DAVA VE KARAR : Taraflar arasındaki ( Velayet ) davasının yapılan muhakemesi sonunda mahalli mahkemece verilen hüküm ( Davacı tarafından temyiz edilmekle, evrak okunup gereği görüşülüp düşünüldü:
YARGITAY 2. HUKUK DAİRESİ KARARI:
Taraflar 3444 sayılı yasa ile değişik Medeni Kanunun 134/3. maddesiyle öngörülen anlaşma sonucu boşanmışlardır. Tarafların çocukların velayeti hakkında yaptıkları anlaşmada, ortak çocuğun velayetinin 11 yaşına kadar annenin 11 yaşından önce evlenmesi halinde evlenme tarihinden itibaren babaya geçeceği kabul edilmiştir.
Velayetin düzenlenmesi kamu düzenini ilgilendir. Hakim tarafların isteği ile bağlı olmaksızın çocuğun yararını gözeterek alacağı önlemi takdir eder. Tarafların bu konudaki anlaşmaları hakimi bağlamaz.
Ne varki Medeni Kanunun 3444 sayılı yasa ile değişikliğinden önce düşünülen bu durumun değişiklikten sonra varlığını koruduğu söylenemez.
Medeni Kanun’un 3444 sayılı Yasa ile Değişik 134/3 maddesi aynı yasanın 150/3 maddesiyle öngörülen kuralın anlaşma kuralına uygulanamayacağını, hakimin bu anlaşmayı uygun bulması halinde, anlaşmanın tarafları bağlıyacağını öngörmüştür. Aslında 3444 sayılı yasa değişikliğinden önceden tarafların hakimin onayını almak koşuluyla boşanmanın eki ( Fer'i ) niteliğindeki konularda anlaşma yapmaları mümkün görülmekte idi ( M.K.Md.150 ). Ancak uygulamada bu hüküm mali konularla sınırlı tutulmuş, velayetin düzenlenmesi bu hükmün dışında tutulmuştur.

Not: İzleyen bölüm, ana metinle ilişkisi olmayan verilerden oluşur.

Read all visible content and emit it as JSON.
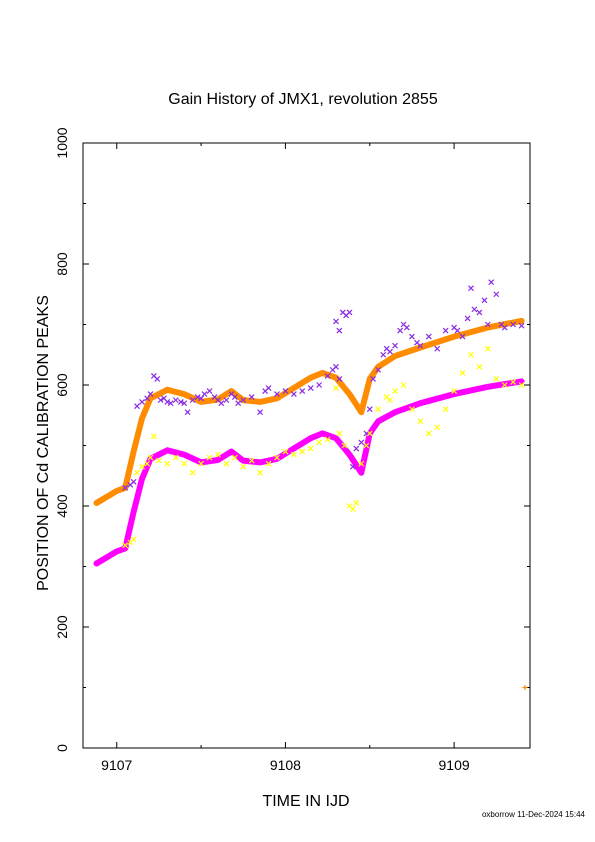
{
  "chart_data": {
    "type": "scatter",
    "title": "Gain History of JMX1, revolution 2855",
    "xlabel": "TIME IN IJD",
    "ylabel": "POSITION OF Cd CALIBRATION PEAKS",
    "xlim": [
      9106.8,
      9109.45
    ],
    "ylim": [
      0,
      1000
    ],
    "xticks": [
      {
        "value": 9107,
        "label": "9107"
      },
      {
        "value": 9108,
        "label": "9108"
      },
      {
        "value": 9109,
        "label": "9109"
      }
    ],
    "yticks": [
      {
        "value": 0,
        "label": "0"
      },
      {
        "value": 200,
        "label": "200"
      },
      {
        "value": 400,
        "label": "400"
      },
      {
        "value": 600,
        "label": "600"
      },
      {
        "value": 800,
        "label": "800"
      },
      {
        "value": 1000,
        "label": "1000"
      }
    ],
    "grid": false,
    "series": [
      {
        "marker": "x",
        "color": "#8a2be2",
        "points": [
          [
            9107.05,
            430
          ],
          [
            9107.08,
            435
          ],
          [
            9107.1,
            440
          ],
          [
            9107.12,
            565
          ],
          [
            9107.15,
            572
          ],
          [
            9107.18,
            578
          ],
          [
            9107.2,
            585
          ],
          [
            9107.22,
            615
          ],
          [
            9107.24,
            610
          ],
          [
            9107.26,
            575
          ],
          [
            9107.28,
            578
          ],
          [
            9107.3,
            572
          ],
          [
            9107.32,
            570
          ],
          [
            9107.35,
            575
          ],
          [
            9107.38,
            572
          ],
          [
            9107.4,
            570
          ],
          [
            9107.42,
            555
          ],
          [
            9107.45,
            575
          ],
          [
            9107.48,
            580
          ],
          [
            9107.5,
            578
          ],
          [
            9107.52,
            585
          ],
          [
            9107.55,
            590
          ],
          [
            9107.58,
            580
          ],
          [
            9107.6,
            575
          ],
          [
            9107.62,
            570
          ],
          [
            9107.65,
            575
          ],
          [
            9107.68,
            585
          ],
          [
            9107.7,
            580
          ],
          [
            9107.72,
            570
          ],
          [
            9107.75,
            575
          ],
          [
            9107.8,
            580
          ],
          [
            9107.85,
            555
          ],
          [
            9107.88,
            590
          ],
          [
            9107.9,
            595
          ],
          [
            9107.95,
            585
          ],
          [
            9108.0,
            590
          ],
          [
            9108.05,
            585
          ],
          [
            9108.1,
            590
          ],
          [
            9108.15,
            595
          ],
          [
            9108.2,
            600
          ],
          [
            9108.25,
            615
          ],
          [
            9108.28,
            625
          ],
          [
            9108.3,
            630
          ],
          [
            9108.32,
            610
          ],
          [
            9108.3,
            705
          ],
          [
            9108.32,
            690
          ],
          [
            9108.34,
            720
          ],
          [
            9108.36,
            715
          ],
          [
            9108.38,
            720
          ],
          [
            9108.4,
            465
          ],
          [
            9108.42,
            495
          ],
          [
            9108.45,
            505
          ],
          [
            9108.48,
            520
          ],
          [
            9108.5,
            560
          ],
          [
            9108.52,
            610
          ],
          [
            9108.55,
            625
          ],
          [
            9108.58,
            650
          ],
          [
            9108.6,
            660
          ],
          [
            9108.62,
            655
          ],
          [
            9108.65,
            665
          ],
          [
            9108.68,
            690
          ],
          [
            9108.7,
            700
          ],
          [
            9108.72,
            695
          ],
          [
            9108.75,
            680
          ],
          [
            9108.78,
            670
          ],
          [
            9108.8,
            665
          ],
          [
            9108.85,
            680
          ],
          [
            9108.9,
            660
          ],
          [
            9108.95,
            690
          ],
          [
            9109.0,
            695
          ],
          [
            9109.02,
            690
          ],
          [
            9109.05,
            680
          ],
          [
            9109.08,
            710
          ],
          [
            9109.1,
            760
          ],
          [
            9109.12,
            725
          ],
          [
            9109.15,
            720
          ],
          [
            9109.18,
            740
          ],
          [
            9109.2,
            700
          ],
          [
            9109.22,
            770
          ],
          [
            9109.25,
            750
          ],
          [
            9109.28,
            700
          ],
          [
            9109.3,
            695
          ],
          [
            9109.35,
            700
          ],
          [
            9109.4,
            698
          ]
        ]
      },
      {
        "marker": "x",
        "color": "#ffff00",
        "points": [
          [
            9107.05,
            335
          ],
          [
            9107.08,
            340
          ],
          [
            9107.1,
            345
          ],
          [
            9107.12,
            455
          ],
          [
            9107.15,
            465
          ],
          [
            9107.18,
            470
          ],
          [
            9107.2,
            480
          ],
          [
            9107.22,
            515
          ],
          [
            9107.25,
            475
          ],
          [
            9107.3,
            470
          ],
          [
            9107.35,
            480
          ],
          [
            9107.4,
            470
          ],
          [
            9107.45,
            455
          ],
          [
            9107.5,
            470
          ],
          [
            9107.55,
            480
          ],
          [
            9107.6,
            485
          ],
          [
            9107.65,
            470
          ],
          [
            9107.7,
            480
          ],
          [
            9107.75,
            465
          ],
          [
            9107.8,
            475
          ],
          [
            9107.85,
            455
          ],
          [
            9107.9,
            470
          ],
          [
            9107.95,
            480
          ],
          [
            9108.0,
            490
          ],
          [
            9108.05,
            485
          ],
          [
            9108.1,
            490
          ],
          [
            9108.15,
            495
          ],
          [
            9108.2,
            505
          ],
          [
            9108.25,
            510
          ],
          [
            9108.3,
            595
          ],
          [
            9108.32,
            520
          ],
          [
            9108.35,
            500
          ],
          [
            9108.38,
            400
          ],
          [
            9108.4,
            395
          ],
          [
            9108.42,
            405
          ],
          [
            9108.45,
            470
          ],
          [
            9108.48,
            500
          ],
          [
            9108.5,
            520
          ],
          [
            9108.55,
            560
          ],
          [
            9108.6,
            580
          ],
          [
            9108.62,
            575
          ],
          [
            9108.65,
            590
          ],
          [
            9108.7,
            600
          ],
          [
            9108.75,
            560
          ],
          [
            9108.8,
            540
          ],
          [
            9108.85,
            520
          ],
          [
            9108.9,
            530
          ],
          [
            9108.95,
            560
          ],
          [
            9109.0,
            590
          ],
          [
            9109.05,
            620
          ],
          [
            9109.1,
            650
          ],
          [
            9109.15,
            630
          ],
          [
            9109.2,
            660
          ],
          [
            9109.25,
            610
          ],
          [
            9109.3,
            600
          ],
          [
            9109.35,
            605
          ],
          [
            9109.4,
            600
          ]
        ]
      },
      {
        "marker": "+",
        "color": "#ff8c00",
        "points": [
          [
            9109.42,
            100
          ]
        ]
      }
    ],
    "fit_lines": [
      {
        "color": "#ff8c00",
        "points": [
          [
            9106.88,
            405
          ],
          [
            9107.0,
            425
          ],
          [
            9107.05,
            430
          ],
          [
            9107.1,
            490
          ],
          [
            9107.15,
            545
          ],
          [
            9107.2,
            578
          ],
          [
            9107.3,
            592
          ],
          [
            9107.4,
            585
          ],
          [
            9107.5,
            572
          ],
          [
            9107.6,
            576
          ],
          [
            9107.68,
            590
          ],
          [
            9107.75,
            575
          ],
          [
            9107.85,
            572
          ],
          [
            9107.95,
            578
          ],
          [
            9108.05,
            595
          ],
          [
            9108.15,
            612
          ],
          [
            9108.22,
            620
          ],
          [
            9108.3,
            612
          ],
          [
            9108.38,
            585
          ],
          [
            9108.45,
            555
          ],
          [
            9108.5,
            610
          ],
          [
            9108.55,
            630
          ],
          [
            9108.65,
            648
          ],
          [
            9108.8,
            662
          ],
          [
            9109.0,
            680
          ],
          [
            9109.2,
            695
          ],
          [
            9109.4,
            706
          ]
        ]
      },
      {
        "color": "#ff00ff",
        "points": [
          [
            9106.88,
            305
          ],
          [
            9107.0,
            325
          ],
          [
            9107.05,
            330
          ],
          [
            9107.1,
            390
          ],
          [
            9107.15,
            445
          ],
          [
            9107.2,
            478
          ],
          [
            9107.3,
            492
          ],
          [
            9107.4,
            485
          ],
          [
            9107.5,
            472
          ],
          [
            9107.6,
            476
          ],
          [
            9107.68,
            490
          ],
          [
            9107.75,
            475
          ],
          [
            9107.85,
            472
          ],
          [
            9107.95,
            478
          ],
          [
            9108.05,
            495
          ],
          [
            9108.15,
            512
          ],
          [
            9108.22,
            520
          ],
          [
            9108.3,
            512
          ],
          [
            9108.38,
            485
          ],
          [
            9108.45,
            455
          ],
          [
            9108.5,
            520
          ],
          [
            9108.55,
            540
          ],
          [
            9108.65,
            555
          ],
          [
            9108.8,
            570
          ],
          [
            9109.0,
            585
          ],
          [
            9109.2,
            597
          ],
          [
            9109.4,
            606
          ]
        ]
      }
    ]
  },
  "footer": {
    "text": "oxborrow 11-Dec-2024 15:44"
  }
}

Yeni düzenleme bu konuya da açıklık getirmiş, eşlerin çocukların velayeti konusunda da anlaşma yapabileceklerini açıklığa kavuşturmuştur. Anılan yasal düzenleme velayetin belirli koşullarla eşler arasında serbestçe düzenlenebileceğine olanak sağlaması bulunduğundan anlaşma gereğinin yerine getirilmesinin istenmesi de mümkün hale gelmiştir. Belirtilen yasal düzenleme karşısında Medeni Kanunun148.(TMK 182) maddesinin uygulama alanı daralmıştır. Hakim Medeni Kanunun 272 (TMK 346) ve sonraki maddeleriyle öngörülen durumların bulunması halinde anlaşmaya müdahale ile çocuk hakkında uygun hüküm kurabilir. Somut olayda davalı velayetin alınması veya kaldırılmasın (nez ) gerektiren bir nedenin varlığını ileri sürmediğine ve böyle bir durumun varlığı saptanmadığına göre anlaşma hükümlerine uygun hüküm kurulması gerektiğinin düşünülmemesi doğru bulunmamıştır.
SONUÇ : Temyize konu olan hükmün açıklanan nedenlerle ( BOZULMASINA ), oybirliğiyle karar verildi.